Deuxièmement, vous voyez la chaîne de caractères "Hello, world!". Nous envoyons cette chaîne en argument à println! et cette chaîne est affichée à l’écran.
Troisièmement, nous terminons la ligne avec un point-virgule (;), qui indique que cette expression est terminée et que la suivante est prête à commencer. La plupart des lignes de Rust se terminent avec un point-virgule.
Compilation et exécution
Vous venez de lancer un nouveau programme fraîchement créé, donc penchons-nous sur chaque étape du processus.
Avant de lancer un programme Rust, vous devez le compiler en utilisant le compilateur Rust en entrant la commande rustc et en lui passant le nom de votre fichier source, comme ceci :
$ rustc main.rs
Si vous avez de l’expérience en C ou en C++, vous observerez des similarités avec gcc ou clang. Après avoir compilé avec succès, Rust produit un binaire exécutable.
Avec Linux, macOS et PowerShell sous Windows, vous pouvez voir l’exécutable en utilisant la commande ls dans votre terminal :
$ ls
main main.rs
Avec Linux et macOS, vous devriez voir deux fichiers. Avec PowerShell sous Windows, vous devriez voir les trois mêmes fichiers que vous verriez en utilisant CMD. Avec CMD sous Windows, vous devez saisir la commande suivante :
> dir /B %= l'option /B demande à n'afficher que les noms de fichiers =%
main.exe
main.pdb
main.rs
Ceci affiche le fichier de code source avec l’extension .rs, le fichier exécutable (main.exe sous Windows, mais main sur toutes les autres plateformes) et, quand on utilise Windows, un fichier qui contient des informations de débogage avec l’extension .pdb. Dans ce répertoire, vous pouvez exécuter le fichier main ou main.exe comme ceci :
$ ./main # ou .\main.exe sous Windows
Si main.rs est votre programme “Hello, world!”, cette ligne affiche Hello, world! dans votre terminal.
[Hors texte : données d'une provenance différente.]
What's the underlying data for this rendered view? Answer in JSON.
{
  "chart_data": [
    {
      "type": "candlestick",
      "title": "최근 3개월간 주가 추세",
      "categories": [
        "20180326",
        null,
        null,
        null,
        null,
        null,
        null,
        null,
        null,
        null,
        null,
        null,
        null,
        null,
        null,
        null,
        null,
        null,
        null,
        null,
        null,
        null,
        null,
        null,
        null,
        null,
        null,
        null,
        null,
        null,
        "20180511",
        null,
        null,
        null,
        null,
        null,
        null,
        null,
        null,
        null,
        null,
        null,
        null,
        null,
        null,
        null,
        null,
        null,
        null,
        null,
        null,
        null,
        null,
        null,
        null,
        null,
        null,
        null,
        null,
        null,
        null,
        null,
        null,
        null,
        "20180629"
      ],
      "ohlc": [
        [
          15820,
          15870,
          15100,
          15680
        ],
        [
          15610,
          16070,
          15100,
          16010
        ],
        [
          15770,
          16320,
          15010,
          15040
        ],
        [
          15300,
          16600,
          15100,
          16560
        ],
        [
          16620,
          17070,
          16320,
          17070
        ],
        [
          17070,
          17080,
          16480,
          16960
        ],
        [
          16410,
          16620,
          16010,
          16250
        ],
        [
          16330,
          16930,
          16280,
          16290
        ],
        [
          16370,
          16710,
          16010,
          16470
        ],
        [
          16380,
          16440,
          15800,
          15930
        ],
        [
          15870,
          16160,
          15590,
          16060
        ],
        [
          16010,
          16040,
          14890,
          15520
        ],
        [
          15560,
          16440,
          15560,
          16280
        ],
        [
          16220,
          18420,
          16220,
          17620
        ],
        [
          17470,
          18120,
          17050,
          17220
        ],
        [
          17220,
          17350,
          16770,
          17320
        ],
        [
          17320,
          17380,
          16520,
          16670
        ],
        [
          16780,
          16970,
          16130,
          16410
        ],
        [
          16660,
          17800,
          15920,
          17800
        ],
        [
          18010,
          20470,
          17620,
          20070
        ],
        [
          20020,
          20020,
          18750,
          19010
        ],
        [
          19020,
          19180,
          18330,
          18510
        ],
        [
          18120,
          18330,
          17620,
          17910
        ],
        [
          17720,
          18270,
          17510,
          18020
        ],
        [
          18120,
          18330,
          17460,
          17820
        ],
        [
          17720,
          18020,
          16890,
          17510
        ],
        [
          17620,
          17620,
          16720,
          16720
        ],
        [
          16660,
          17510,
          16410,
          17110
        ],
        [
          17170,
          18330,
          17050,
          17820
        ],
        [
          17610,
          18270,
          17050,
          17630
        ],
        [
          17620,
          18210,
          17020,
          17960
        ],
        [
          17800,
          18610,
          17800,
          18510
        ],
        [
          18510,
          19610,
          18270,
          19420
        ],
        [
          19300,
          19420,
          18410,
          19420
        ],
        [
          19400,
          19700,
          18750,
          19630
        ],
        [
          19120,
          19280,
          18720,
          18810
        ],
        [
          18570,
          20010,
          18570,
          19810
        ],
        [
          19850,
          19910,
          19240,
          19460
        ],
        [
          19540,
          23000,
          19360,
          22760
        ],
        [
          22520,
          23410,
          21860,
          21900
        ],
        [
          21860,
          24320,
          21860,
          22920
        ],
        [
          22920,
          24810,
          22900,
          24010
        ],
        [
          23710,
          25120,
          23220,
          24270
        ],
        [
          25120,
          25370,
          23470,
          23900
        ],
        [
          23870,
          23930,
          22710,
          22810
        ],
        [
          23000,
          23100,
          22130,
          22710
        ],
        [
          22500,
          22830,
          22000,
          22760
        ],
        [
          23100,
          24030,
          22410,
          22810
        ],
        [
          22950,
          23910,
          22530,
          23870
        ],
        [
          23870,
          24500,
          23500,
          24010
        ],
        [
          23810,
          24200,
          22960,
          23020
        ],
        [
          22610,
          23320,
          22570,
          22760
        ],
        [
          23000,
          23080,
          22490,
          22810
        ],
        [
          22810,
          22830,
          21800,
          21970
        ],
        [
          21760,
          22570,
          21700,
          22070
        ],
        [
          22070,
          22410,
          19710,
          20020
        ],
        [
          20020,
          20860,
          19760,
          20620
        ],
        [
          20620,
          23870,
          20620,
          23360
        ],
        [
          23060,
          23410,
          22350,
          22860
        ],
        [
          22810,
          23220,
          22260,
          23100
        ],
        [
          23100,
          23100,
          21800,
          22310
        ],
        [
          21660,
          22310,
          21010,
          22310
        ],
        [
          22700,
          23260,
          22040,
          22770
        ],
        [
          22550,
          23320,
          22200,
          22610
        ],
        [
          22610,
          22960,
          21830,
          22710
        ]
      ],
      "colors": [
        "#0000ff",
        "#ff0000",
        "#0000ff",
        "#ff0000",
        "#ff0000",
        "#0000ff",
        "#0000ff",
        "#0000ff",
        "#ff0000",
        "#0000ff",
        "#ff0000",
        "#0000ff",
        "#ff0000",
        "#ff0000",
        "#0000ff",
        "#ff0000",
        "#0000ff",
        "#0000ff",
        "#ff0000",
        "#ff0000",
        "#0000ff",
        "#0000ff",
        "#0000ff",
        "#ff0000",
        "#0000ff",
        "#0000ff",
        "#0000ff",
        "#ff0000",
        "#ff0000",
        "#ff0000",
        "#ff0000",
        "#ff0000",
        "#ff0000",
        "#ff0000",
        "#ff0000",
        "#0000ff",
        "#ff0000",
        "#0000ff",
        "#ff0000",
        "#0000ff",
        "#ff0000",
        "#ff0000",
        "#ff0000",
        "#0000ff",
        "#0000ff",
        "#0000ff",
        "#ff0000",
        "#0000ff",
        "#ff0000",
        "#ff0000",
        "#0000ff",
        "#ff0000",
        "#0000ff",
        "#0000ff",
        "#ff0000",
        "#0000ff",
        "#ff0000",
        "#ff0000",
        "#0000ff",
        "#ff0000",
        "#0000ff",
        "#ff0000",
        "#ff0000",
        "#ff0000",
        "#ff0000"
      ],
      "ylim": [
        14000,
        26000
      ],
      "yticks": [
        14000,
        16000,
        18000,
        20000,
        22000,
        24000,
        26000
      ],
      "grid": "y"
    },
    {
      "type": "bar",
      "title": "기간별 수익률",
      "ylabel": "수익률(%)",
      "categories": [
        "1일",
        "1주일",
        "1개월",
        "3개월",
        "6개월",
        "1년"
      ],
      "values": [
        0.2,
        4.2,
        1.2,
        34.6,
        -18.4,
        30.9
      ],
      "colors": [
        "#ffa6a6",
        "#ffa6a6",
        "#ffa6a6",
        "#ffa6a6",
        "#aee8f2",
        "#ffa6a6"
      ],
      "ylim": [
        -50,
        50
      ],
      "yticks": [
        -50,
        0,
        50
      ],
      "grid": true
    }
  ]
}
Si vous connaissez un langage dynamique, comme Ruby, Python, ou JavaScript, vous n’avez peut-être pas l’habitude de compiler puis lancer votre programme dans des étapes séparées. Rust est un langage à compilation anticipée, ce qui veut dire que vous pouvez compiler le programme et le donner à quelqu’un d’autre, et il peut l’exécuter sans avoir Rust d’installé. Si vous donnez à quelqu’un un fichier .rb, .py ou .js, il a besoin d’avoir respectivement un interpréteur Ruby, Python, ou Javascript d’installé. Cependant, avec ces langages, vous n’avez besoin que d’une seule commande pour compiler et exécuter votre programme. Dans la conception d’un langage, tout est une question de compromis.
Compiler avec rustc peut suffire pour de petits programmes, mais au fur et à mesure que votre programme grandit, vous allez avoir besoin de régler plus d’options et faciliter le partage de votre code. À la page suivante, nous allons découvrir l’outil Cargo, qui va vous aider à écrire des programmes Rust à l’épreuve de la réalité.